Well, the documentation says this:

  "Get the last global error registered. This is

   per thread if compiled with thread support."

and I certainly *hope* that libxml2 is being compiled everywhere with 
support for multiple threads (if it's not, then we could very well have 
bigger problems than just improper error handling). But that's a moot 
point if it's not being set anyway :-/

3) Aside from returning NULL in the case of errors, would it ever be
possible for correct XML to return NULL as valid "node content", or is it
always an error of some kind?
It does look like it only happens in error, but many of the users
look like that can be triggered from user chosen input, so we must
not abort.

Right.
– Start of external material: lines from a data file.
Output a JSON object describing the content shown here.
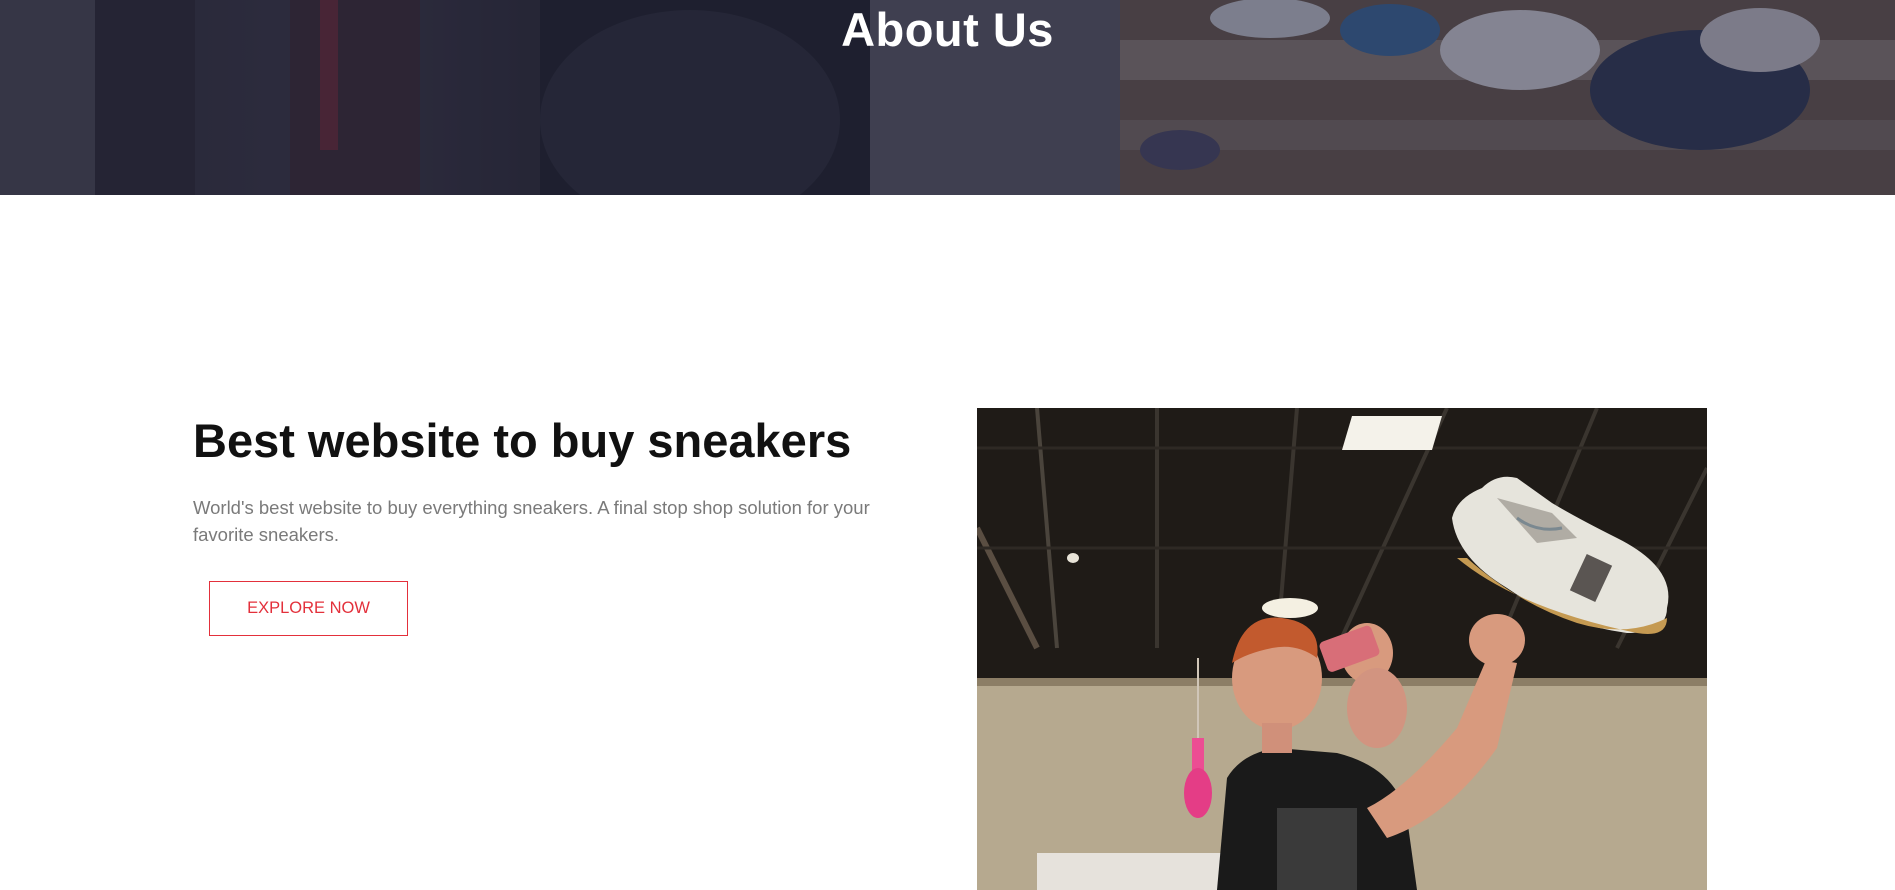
{
  "hero": {
    "title": "About Us"
  },
  "intro": {
    "heading": "Best website to buy sneakers",
    "description": "World's best website to buy everything sneakers. A final stop shop solution for your favorite sneakers.",
    "button_label": "EXPLORE NOW"
  },
  "colors": {
    "accent": "#e3303b",
    "heading": "#111111",
    "body_text": "#7a7a7a"
  }
}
The only case where I would think of aborting is OOM. In any 
other case we have to log some sort of message to let the user know how 
to avoid the same problem next time.

Since libvirt now aborts on OOM, an OOM error could be handled in one place
by a wrapper function around xmlNodeGetContent() (we already have such a
function, currently a one-liner passthrough, and not called by everyone).
But if there is any chance that any other libxml error could be encountered,
then I suppose we really should be reporting those without aborting, and
then still checking for NULL on return from the wrapper function (presumably
by just logging the contents of "message" from the xmlErrorPtr returned from
xmlGetLastError().
xmlNodeGetContent() looks unusably broken to me in terms of error handling.

I notice however that the xmlNodePtr struct contents is actually fully
public in the API:

    http://www.xmlsoft.org/html/libxml-tree.html#xmlNode

Given this, we can avoid xmlNodeGetContent entirely and just access the
node->content field directly, after first validating node->type.

Ah, right. I recall seeing at least one place in libvirt where we 
already do that. When I saw it I thought that was very bad style, since 
there's an official API function to get the value. But if the official 
API function is broken, and the struct in question is public in the API 
anyway, then that seems like the least worst thing to do.

  This
would give us reliable error handling. This is probably useful to replace
other libxml functions too -eg  xmlGetProp looks like it has the same
problems with error reporting

Yeah, I was wondering about xmlGetProp() too, but didn't want to muddy 
up the conversation with too many details right away.

I'll look into rewriting virXMLNodeContentString to directly access 
node->content, then change all the callers of xmlNodeGetContent() to use 
that as well as properly handling a NULL return.